Jan. 13 , 2021 (EIRNS)—President Andrés Manuel López Obrador announced today in his morning press conference that he will launch a national discussion in Mexico over what steps must be taken to prevent big private social media corporations like Twitter, Facebook and the others, from taking away people’s right to freedom of information, and from collecting data on everything people do. Other nations will do the same, he forecast, as he urged everyone, from governments to human rights organizations, to speak out and take action.

We must “guarantee the right to information,” he stated, quite emphatically. “It cannot be allowed, I repeat, that a private company establish itself as the world censorship institution, like the Holy Inquisition of our day, over social media. That cannot be accepted; it cannot be permitted, because this goes against freedom....

“I don’t know if you have observed that, since [Twitter and Facebook] took those decisions, the Statue of Liberty in New York is turning red with anger, because it does not want to be turned into an empty symbol.... Freedom is even the first amendment of the United States Constitution.”

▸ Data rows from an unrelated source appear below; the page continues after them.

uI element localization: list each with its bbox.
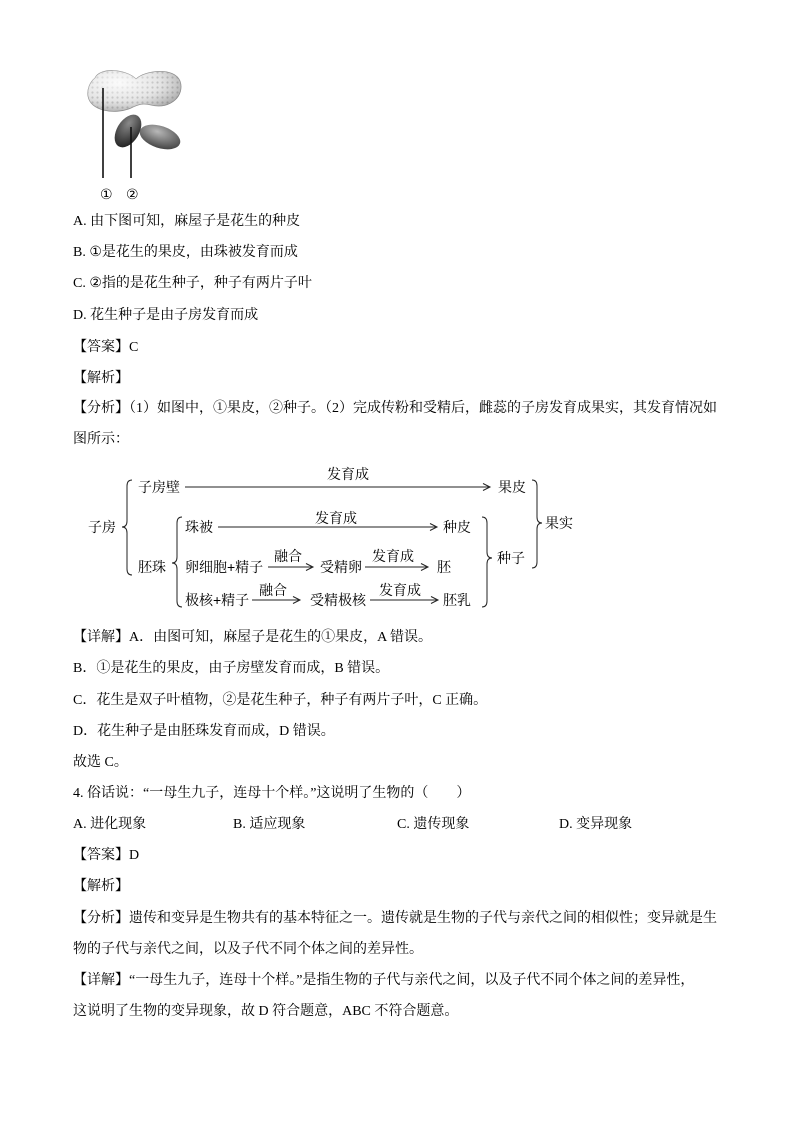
peanut-shell: [88, 71, 181, 112]
brace-ovule: [172, 517, 182, 607]
label-develops-into-2: 发育成: [315, 510, 357, 526]
label-integument: 珠被: [185, 519, 213, 535]
q4-explain-heading: 【解析】: [73, 879, 129, 894]
q3-option-c: C. ②指的是花生种子，种子有两片子叶: [73, 276, 312, 291]
q4-analysis-line-1: 【分析】遗传和变异是生物共有的基本特征之一。遗传就是生物的子代与亲代之间的相似性；变异就是生: [73, 911, 717, 926]
figure-label-2: ②: [126, 187, 139, 203]
label-fuse-1: 融合: [274, 548, 302, 564]
q3-detail-line-3: C．花生是双子叶植物，②是花生种子，种子有两片子叶，C 正确。: [73, 693, 488, 708]
q4-option-d: D. 变异现象: [559, 817, 633, 832]
label-ovary: 子房: [88, 519, 116, 535]
label-fertilized-polar: 受精极核: [310, 592, 366, 608]
fruit-development-diagram: [0, 455, 794, 620]
arrow-ovary-wall-to-pericarp: [185, 484, 490, 491]
q3-detail-line-1: 【详解】A．由图可知，麻屋子是花生的①果皮，A 错误。: [73, 630, 432, 645]
brace-ovary: [122, 480, 132, 575]
q4-answer: 【答案】D: [73, 848, 140, 863]
q3-analysis-line-2: 图所示：: [73, 432, 129, 447]
label-develops-into-1: 发育成: [327, 466, 369, 482]
label-endosperm: 胚乳: [443, 592, 471, 608]
q3-detail-line-2: B．①是花生的果皮，由子房壁发育而成，B 错误。: [73, 661, 390, 676]
label-develops-into-4: 发育成: [379, 582, 421, 598]
q3-analysis-line-1: 【分析】（1）如图中，①果皮，②种子。（2）完成传粉和受精后，雌蕊的子房发育成果实，其发育情况如: [73, 401, 717, 416]
label-ovule: 胚珠: [138, 559, 166, 575]
peanut-seed-2: [137, 120, 184, 154]
label-egg-sperm: 卵细胞+精子: [185, 559, 264, 575]
label-polar-sperm: 极核+精子: [185, 592, 250, 608]
brace-fruit: [532, 480, 542, 568]
label-seed: 种子: [497, 550, 525, 566]
label-embryo: 胚: [437, 559, 451, 575]
label-pericarp: 果皮: [498, 479, 526, 495]
q3-detail-line-4: D．花生种子是由胚珠发育而成，D 错误。: [73, 724, 335, 739]
q4-detail-line-2: 这说明了生物的变异现象，故 D 符合题意，ABC 不符合题意。: [73, 1004, 459, 1019]
q4-option-c: C. 遗传现象: [397, 817, 470, 832]
label-ovary-wall: 子房壁: [138, 479, 180, 495]
q3-conclusion: 故选 C。: [73, 755, 128, 770]
label-develops-into-3: 发育成: [372, 548, 414, 564]
label-fuse-2: 融合: [259, 582, 287, 598]
q3-option-b: B. ①是花生的果皮，由珠被发育而成: [73, 245, 298, 260]
q3-explain-heading: 【解析】: [73, 371, 129, 386]
label-seed-coat: 种皮: [443, 519, 471, 535]
q4-option-a: A. 进化现象: [73, 817, 147, 832]
figure-label-1: ①: [100, 187, 113, 203]
q4-stem: 4. 俗话说：“一母生九子，连母十个样。”这说明了生物的（ ）: [73, 786, 471, 801]
brace-seed: [482, 517, 492, 607]
q4-analysis-line-2: 物的子代与亲代之间，以及子代不同个体之间的差异性。: [73, 942, 423, 957]
peanut-figure: [0, 0, 794, 210]
label-fruit: 果实: [545, 515, 573, 531]
q4-detail-line-1: 【详解】“一母生九子，连母十个样。”是指生物的子代与亲代之间，以及子代不同个体之间的差异性，: [73, 973, 695, 988]
q4-option-b: B. 适应现象: [233, 817, 306, 832]
q3-answer: 【答案】C: [73, 340, 139, 355]
q3-option-d: D. 花生种子是由子房发育而成: [73, 308, 259, 323]
q3-option-a: A. 由下图可知，麻屋子是花生的种皮: [73, 214, 301, 229]
label-zygote: 受精卵: [320, 559, 362, 575]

We must also discuss the invasion of our privacy by these private corporations, President López Obrador stated.

“How is it possible that a private company will know everything that we human beings are doing? Our tastes; what we do in public and what we do in private; our family discussions, discussions with our friends. Who is going to regulate this? Who controls it? What are the regulations? Where are Nation States? The United Nations? Where are the human rights defense organizations?...

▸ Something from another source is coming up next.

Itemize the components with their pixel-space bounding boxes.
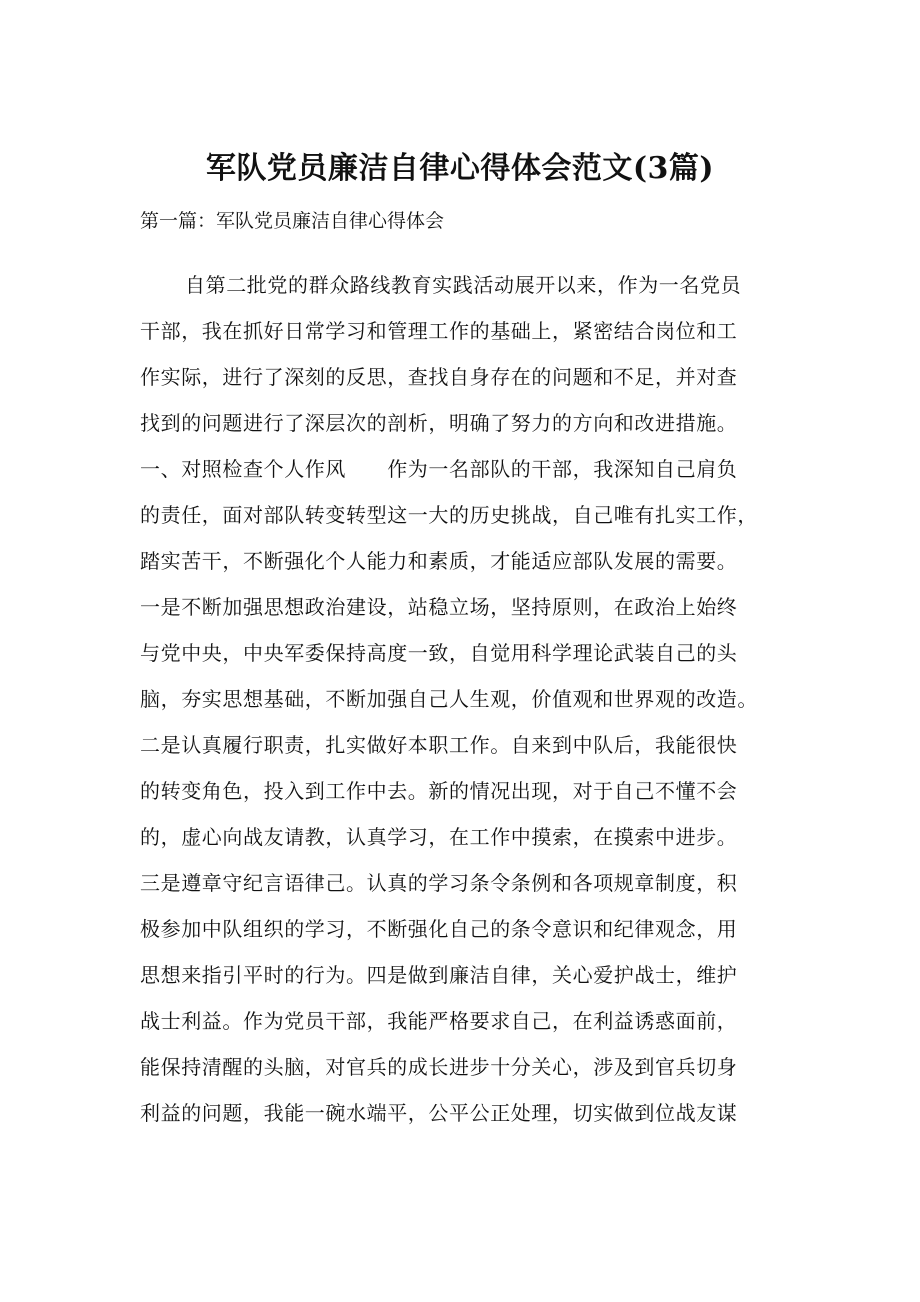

“If someone has a telephone and then they hear that we want to buy a pair of shoes, ‘shoe sales’ appear on your screen. It would be very good for us to invite a specialist on this one of these days, because most people do not know that telephones are microphones. Why hide that? Why not say it? Let it be known. And if this is allowed, if it is legal, if it is moral, if it is not something which violates freedom.

“These are good subjects to reflect on, to discuss.... We in Mexico are going to pay attention to this matter.... In Mexico we want the freedoms to be guaranteed. Zero censorship.... And I think that this is also going to be reviewed in other countries, also.”